Now I'm puzzled why this worked in the first place? My basic understanding was that originally, whilst the potentiometer was dialed into zero, it would have had a 10kΩ resistance, which kept the volume so low to be inaudible, as the pot swept towards 0Ω, the signal faced less resistance and the volume increased, however this 'theory' cant be correct as the 5kΩ pot when dialed to 0 was also inaudible. If my 'theory' was correct then the (linear) 5kΩ pot should of had the same volume as the (linear) 10kΩ when dialed half way, which was VERY LOUD, it didn't!
I can only really think of of the following as to why this is happening:
The circuit is wired to "sweep backwards" i.e. 0Ω (on the other terminal) would be inaudible, turning the dial to 1 would INCREASE the ohms and this somehow INCREASES the volume. I do see a 4558d IC op-amp in the circuit, perhaps it has the logic to "inverse" the ohm reading passed to it? (if this "theory" was correct, I would now never be able to run the amp at full volume?)
Hope someone can help me understand what should be a basic concept.
Best Answer
What you are missing is that the pot is wired such that it produces a ratio of the input signal with the ratio varying from 0 to 1 accross the full sweep of the pot. This is why the 5 kΩ and 10 kΩ pots resulted in the same full volume.
The pot achieves this by being a resistor divider. It does not work by adding resistance in series with a signal. A resistor divider looks like this:
The output will be R2/(R1+R2) of the output. In the case of a pot, R1 and R2 are one continuous resistor with a mechanical wiper picking off OUT at some point along this resistor. The three pins of the pot are the two ends of this resistor and the wiper tap. Therefore, R2 will vary from 0 at no volume to (R1+R2) at maximum volume. Also, R1+R2 is always fixed, and is the resistance value specified for the pot. In your "5 kΩ" pot, for example, R1+R2 is 5 kΩ, which is the value of the physical resistor that the wiper slides over.
At half volume, for example with the 5 kΩ pot, R1 and R2 are each 2.5 kΩ. OUT is half of whatever signal is applied at IN. Note that since everything is ratiometric, you get the same answer whether the total pot resistance is 5 kΩ or 10 kΩ. This is why the volume levels didn't change.

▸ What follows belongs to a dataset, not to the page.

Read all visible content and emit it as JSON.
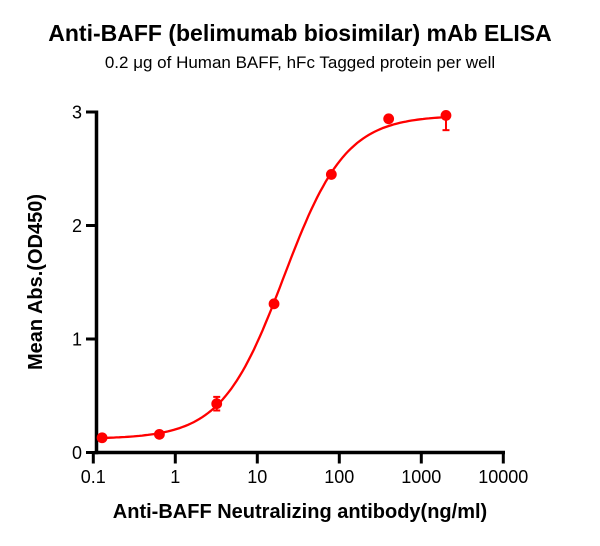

The total pot resistance does matter in other ways to the driving circuit and whatever is using the signal at OUT. The 5 kΩ pot will require whatever is driving IN to provide twice the current than is necessary with the 10 kΩ pot. You don't know what exactly is driving IN and what its design constraints might have been, so it is best to replace the pot with one of the same value. It seems you got lucky in that whatever is driving IN can cope with the 5 kΩ load, but it could just as well have started clipping, otherwise distorting, or have the frequency balance different.
The crackling and the fact that you got sudden jumps in volume were due to the old pot being worn out. As pots age, dirt and oxidation accumulates on the surface of the resistor where the wiper slides over it. The resistor itself can also get worn down due to mechanical abrasion by the wiper. The wiper sometimes making good contact and sometimes not can sound like crackling, especially when the pot is being turned. Dead and worn out spots on the resistor can cause sudden jumps. These are all common failure modes of pots.
This is one area where construction quality makes a big difference. El-cheapo pots wear out a lot faster and may not be as well sealed against dirt or the materials are more prone to oxidation. If you want long-lived mechanical volume controls, you have to spend the money on good quality pots.
This is also one reason these things are done digitally nowadays. You can get a microcontroller to handle the audio stream digitally for less than the price of a top quality volume control. The digital multiplies inside the micro don't wear out, crackle, or drift over time.